Après l’échec du lancement de sa première startup « Catalyst Recruiting », Eric Ries a donné vie à ce concept pour éviter de reprendre l’erreur du manque de compréhension du besoin des clients. Retenez bien ceci : même si vous ne pensez pas innover, nous vous recommandons vivement de vous inspirer de cette analyse avant de lancer “concrètement” votre projet. Mieux vaut “perdre du temps” à l’adapter à l’améliorer que constater son échec au bout de quelques mois !

Voici les 5 points essentiels qui résument la méthodologie du Lean start-up

1- La méthode du Lean start-up est adaptée aux innovations technologiques (un nouveau produit ou service, un nouveau logiciel, une nouvelle technologie, etc.…) mais aussi aux innovations d’usage ou d’utilisation. En effet, dans ce type de cas, vous n’avez pas de références sur lesquelles vous vous appuyez pour vérifier qu’il existe des individus / entreprises qui ont bien le problème.

2- Cette méthode peut s’avérer également très utile dans d’autres circonstances pas uniquement dans le cadre de l’innovation ! A titre d’exemple, si vous habitez sur un territoire contraint (sociologiquement, démographiquement ou géographiquement…) et que votre offre ne s’adresse qu’aux clients (entreprises ou particuliers) de ce territoire, cette méthode peut avoir une grande utilité également.

3- A quoi ça sert de commencer à développer un nouveau produit si au final personne n’en veut ? Il s’agit en fait d’apprendre vite ce qui convient ou pas, dans une démarche itérative : construire votre solution, la tester, apprendre des retours des clients pour ajuster, retester… etc. A commencer par vérifier si votre innovation satisfait un besoin ou règle un problème réel, c’est d’abord le point le plus important !

Pour mieux éclaircir les choses, il s’agit d’une étude de marché qualitative réalisée en plusieurs phases (vérification du besoin, des fonctionnalités, du prix…) qui maximise les chances de réussite du produit et de son lancement.

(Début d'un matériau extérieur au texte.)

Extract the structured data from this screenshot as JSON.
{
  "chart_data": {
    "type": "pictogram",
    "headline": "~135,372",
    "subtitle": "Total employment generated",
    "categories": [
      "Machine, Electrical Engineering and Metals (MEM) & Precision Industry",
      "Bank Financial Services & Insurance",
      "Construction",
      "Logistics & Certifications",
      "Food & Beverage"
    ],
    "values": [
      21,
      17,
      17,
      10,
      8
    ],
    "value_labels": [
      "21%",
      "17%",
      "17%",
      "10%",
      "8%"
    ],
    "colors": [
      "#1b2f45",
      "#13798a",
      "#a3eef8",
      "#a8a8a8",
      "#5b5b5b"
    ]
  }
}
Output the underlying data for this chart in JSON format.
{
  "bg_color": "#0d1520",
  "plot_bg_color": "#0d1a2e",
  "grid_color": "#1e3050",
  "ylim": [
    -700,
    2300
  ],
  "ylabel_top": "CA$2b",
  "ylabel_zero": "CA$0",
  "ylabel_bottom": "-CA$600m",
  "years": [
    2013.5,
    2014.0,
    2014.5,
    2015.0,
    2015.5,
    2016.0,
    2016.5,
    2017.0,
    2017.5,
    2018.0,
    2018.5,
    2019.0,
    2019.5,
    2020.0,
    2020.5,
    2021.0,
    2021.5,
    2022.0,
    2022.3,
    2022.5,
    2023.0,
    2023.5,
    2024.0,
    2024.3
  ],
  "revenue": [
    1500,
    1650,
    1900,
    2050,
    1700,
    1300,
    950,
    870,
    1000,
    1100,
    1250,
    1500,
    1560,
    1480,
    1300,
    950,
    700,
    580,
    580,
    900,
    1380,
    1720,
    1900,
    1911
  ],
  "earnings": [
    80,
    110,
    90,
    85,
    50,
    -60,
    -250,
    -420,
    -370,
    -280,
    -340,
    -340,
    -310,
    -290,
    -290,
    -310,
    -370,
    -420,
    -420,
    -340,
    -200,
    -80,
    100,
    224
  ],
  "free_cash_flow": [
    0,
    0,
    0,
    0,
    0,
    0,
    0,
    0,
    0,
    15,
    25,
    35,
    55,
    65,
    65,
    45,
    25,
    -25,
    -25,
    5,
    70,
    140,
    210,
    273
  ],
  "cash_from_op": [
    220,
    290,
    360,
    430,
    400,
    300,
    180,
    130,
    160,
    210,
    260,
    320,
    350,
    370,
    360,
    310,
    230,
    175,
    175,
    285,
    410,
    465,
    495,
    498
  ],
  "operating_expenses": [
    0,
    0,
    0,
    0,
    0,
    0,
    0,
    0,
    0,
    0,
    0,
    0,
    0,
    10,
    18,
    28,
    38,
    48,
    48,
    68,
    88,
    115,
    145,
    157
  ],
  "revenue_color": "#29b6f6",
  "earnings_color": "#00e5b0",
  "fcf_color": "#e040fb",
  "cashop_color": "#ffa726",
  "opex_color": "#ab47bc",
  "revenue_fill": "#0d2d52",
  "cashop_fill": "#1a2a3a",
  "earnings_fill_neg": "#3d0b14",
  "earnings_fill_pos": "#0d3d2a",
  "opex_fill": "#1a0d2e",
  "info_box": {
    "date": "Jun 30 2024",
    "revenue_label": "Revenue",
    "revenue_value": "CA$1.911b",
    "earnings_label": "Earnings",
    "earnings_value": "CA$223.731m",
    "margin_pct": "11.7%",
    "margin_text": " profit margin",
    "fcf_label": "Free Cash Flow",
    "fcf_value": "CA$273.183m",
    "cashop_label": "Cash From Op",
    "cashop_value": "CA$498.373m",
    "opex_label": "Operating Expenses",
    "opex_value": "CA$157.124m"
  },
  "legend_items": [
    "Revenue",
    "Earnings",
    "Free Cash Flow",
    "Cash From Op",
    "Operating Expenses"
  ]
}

Comme pour une étude de marché, cette phase exploratoire permet d’aboutir à un business model et est donc postérieure aux réflexions sur le contexte et la vision entrepreneuriale.

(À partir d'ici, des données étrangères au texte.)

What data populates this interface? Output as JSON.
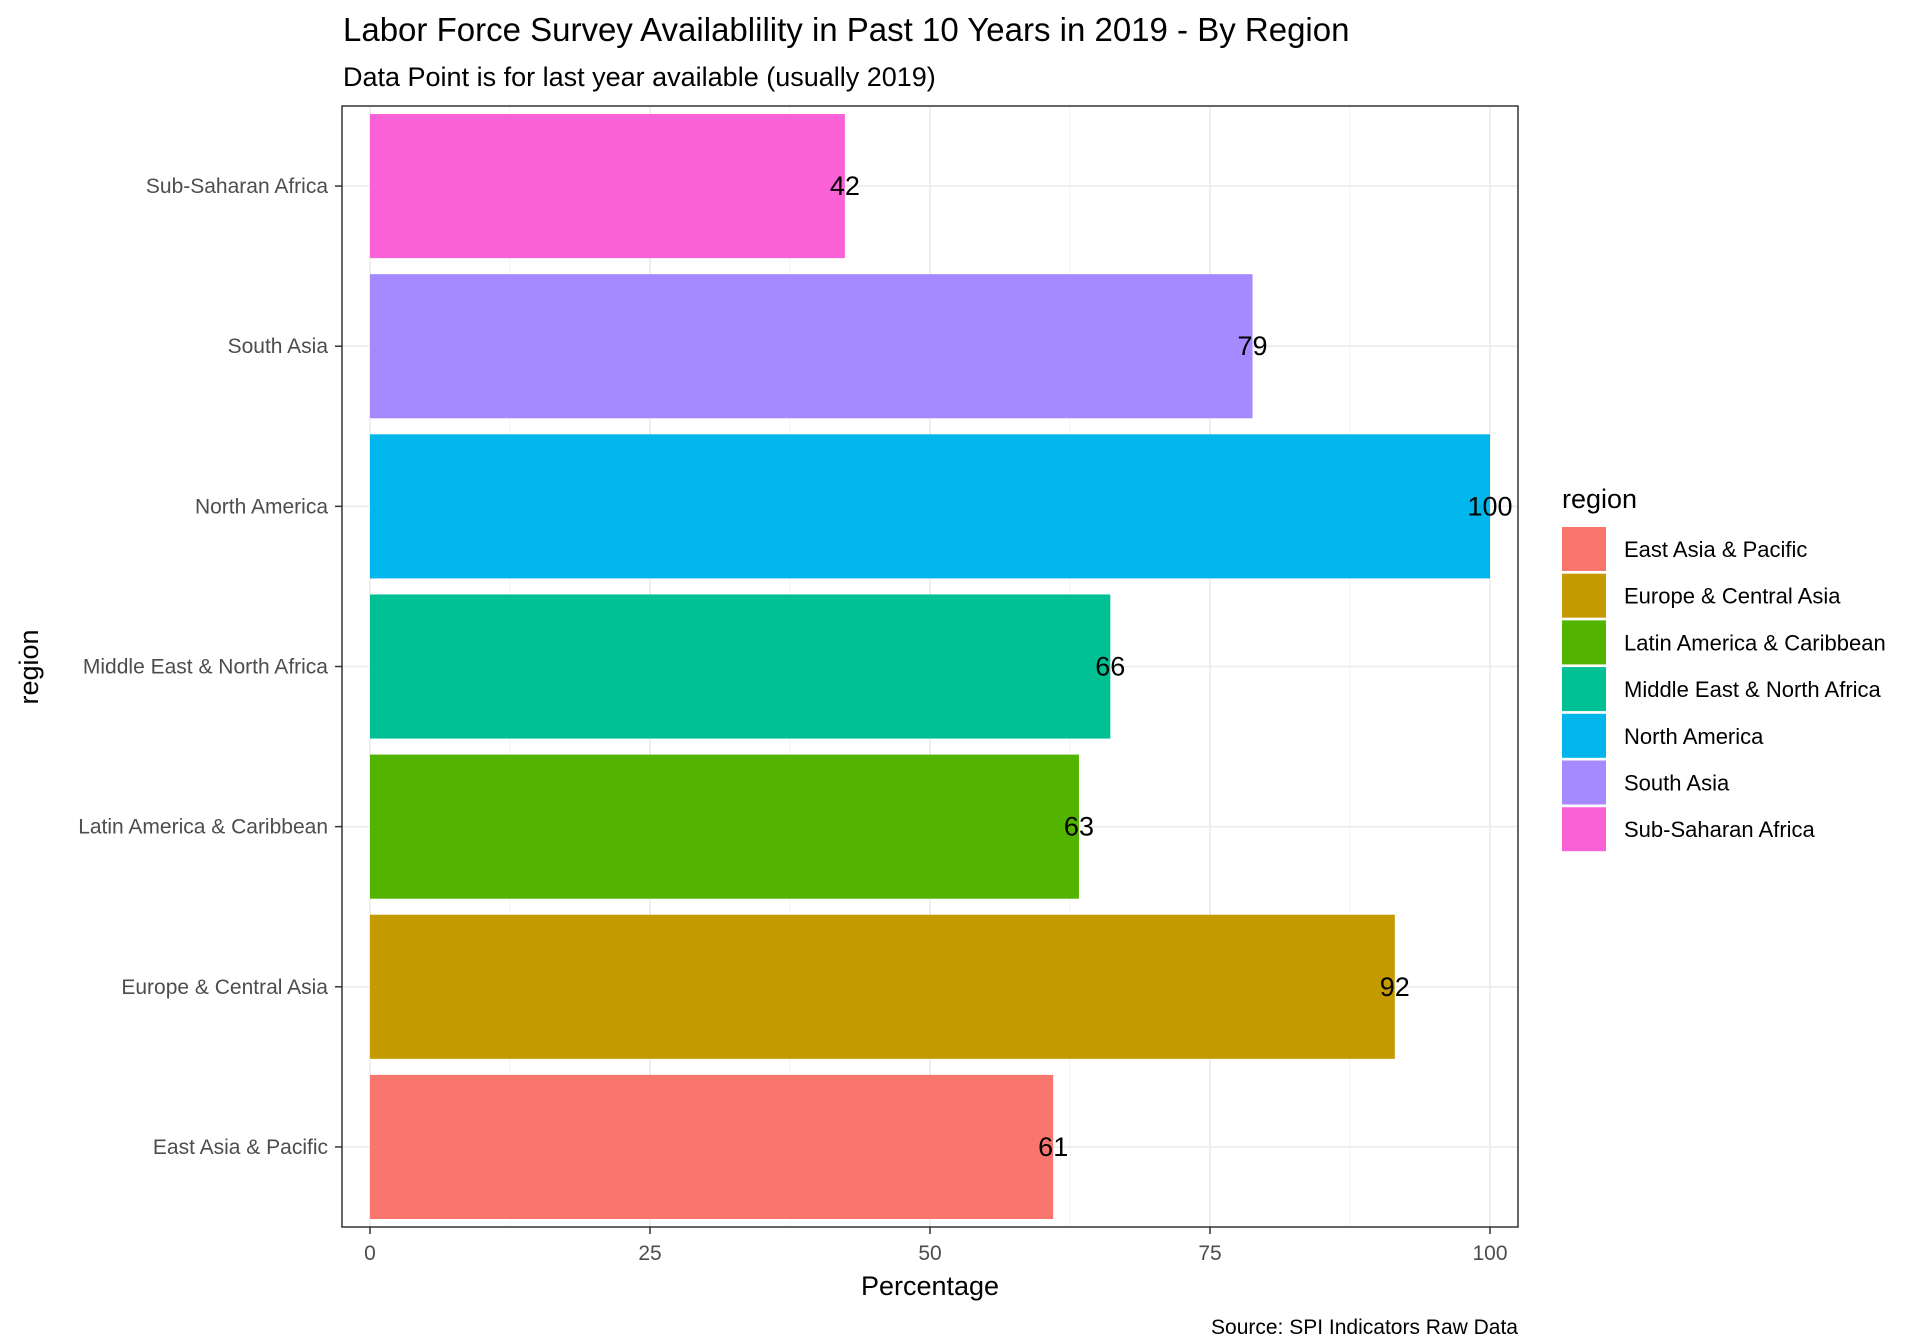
{
  "chart_data": {
    "type": "bar",
    "orientation": "horizontal",
    "title": "Labor Force Survey Availablility in Past 10 Years in 2019 - By Region",
    "subtitle": "Data Point is for last year available (usually 2019)",
    "xlabel": "Percentage",
    "ylabel": "region",
    "caption": "Source: SPI Indicators Raw Data",
    "xlim": [
      -2.5,
      102.5
    ],
    "x_ticks": [
      0,
      25,
      50,
      75,
      100
    ],
    "x_tick_labels": [
      "0",
      "25",
      "50",
      "75",
      "100"
    ],
    "grid": true,
    "legend_position": "right",
    "legend_title": "region",
    "categories": [
      "East Asia & Pacific",
      "Europe & Central Asia",
      "Latin America & Caribbean",
      "Middle East & North Africa",
      "North America",
      "South Asia",
      "Sub-Saharan Africa"
    ],
    "values": [
      61,
      91.5,
      63.3,
      66.1,
      100,
      78.8,
      42.4
    ],
    "data_labels": [
      "61",
      "92",
      "63",
      "66",
      "100",
      "79",
      "42"
    ],
    "colors": [
      "#F8766D",
      "#C49A00",
      "#53B400",
      "#00C094",
      "#00B6EB",
      "#A58AFF",
      "#FB61D7"
    ]
  }
}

4- Sachez que pour poser vos hypothèses et pouvoir ensuite les valider, vous devez utiliser le Lean canvas, l’outil concret associé à la méthode du Lean Startup.

5- La méthode du Lean Startup a un pilier incontournable qui est le Minimum Viable Product (MVP) un livrable que vous pouvez faire tester à un grand nombre de clients.

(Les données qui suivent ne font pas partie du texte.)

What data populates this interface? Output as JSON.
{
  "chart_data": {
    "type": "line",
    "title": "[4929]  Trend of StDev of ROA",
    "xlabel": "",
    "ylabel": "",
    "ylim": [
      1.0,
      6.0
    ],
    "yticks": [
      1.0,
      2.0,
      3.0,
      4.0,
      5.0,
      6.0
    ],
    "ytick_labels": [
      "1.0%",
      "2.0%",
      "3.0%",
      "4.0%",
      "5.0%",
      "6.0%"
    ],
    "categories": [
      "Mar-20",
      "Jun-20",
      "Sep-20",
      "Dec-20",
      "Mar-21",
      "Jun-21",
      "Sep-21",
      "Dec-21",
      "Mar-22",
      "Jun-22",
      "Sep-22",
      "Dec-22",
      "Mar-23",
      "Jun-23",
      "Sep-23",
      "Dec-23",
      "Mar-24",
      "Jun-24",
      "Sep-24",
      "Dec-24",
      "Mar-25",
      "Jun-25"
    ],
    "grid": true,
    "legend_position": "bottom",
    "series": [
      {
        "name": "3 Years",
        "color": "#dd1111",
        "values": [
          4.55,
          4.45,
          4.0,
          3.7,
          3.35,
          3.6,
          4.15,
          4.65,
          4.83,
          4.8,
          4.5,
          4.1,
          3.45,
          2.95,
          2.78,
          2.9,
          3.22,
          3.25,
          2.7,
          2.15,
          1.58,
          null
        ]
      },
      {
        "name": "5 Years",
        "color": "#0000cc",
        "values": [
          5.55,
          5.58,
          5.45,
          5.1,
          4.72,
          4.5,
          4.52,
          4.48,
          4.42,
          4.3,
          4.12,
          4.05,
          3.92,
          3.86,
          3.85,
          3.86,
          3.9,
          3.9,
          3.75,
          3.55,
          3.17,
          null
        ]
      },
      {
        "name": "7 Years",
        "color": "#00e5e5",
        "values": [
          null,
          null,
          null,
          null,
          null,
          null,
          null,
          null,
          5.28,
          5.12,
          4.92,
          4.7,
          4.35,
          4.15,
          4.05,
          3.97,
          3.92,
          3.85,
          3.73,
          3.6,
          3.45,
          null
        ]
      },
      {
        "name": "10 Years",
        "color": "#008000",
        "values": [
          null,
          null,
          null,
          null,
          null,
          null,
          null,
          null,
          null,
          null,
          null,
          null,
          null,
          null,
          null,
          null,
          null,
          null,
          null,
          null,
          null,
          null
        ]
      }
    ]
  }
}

Comment décortiquer la méthode du Lean start-up ? Il s’agit de construire, de mesurer et d’apprendre pour pouvoir avancer…

La méthode du Lean start-up se décompose en fait en trois phases importantes :
  • Construire le projet ;
  • Mesurer les résultats ;
  • Apprendre de ces résultats ce qui fonctionne et ce qui ne fonctionne pas, et recommencer à construire sur de meilleures bases.

Autrement dit, le Lean start-up prend son sens de la définition progressive du business model qui déploie l’expérimentation en réel, l’apprentissage et l’adaptation. Pour vous aider à mieux comprendre cette approche intelligente, nous décortiquons les tâches à effectuer en onze points pertinents.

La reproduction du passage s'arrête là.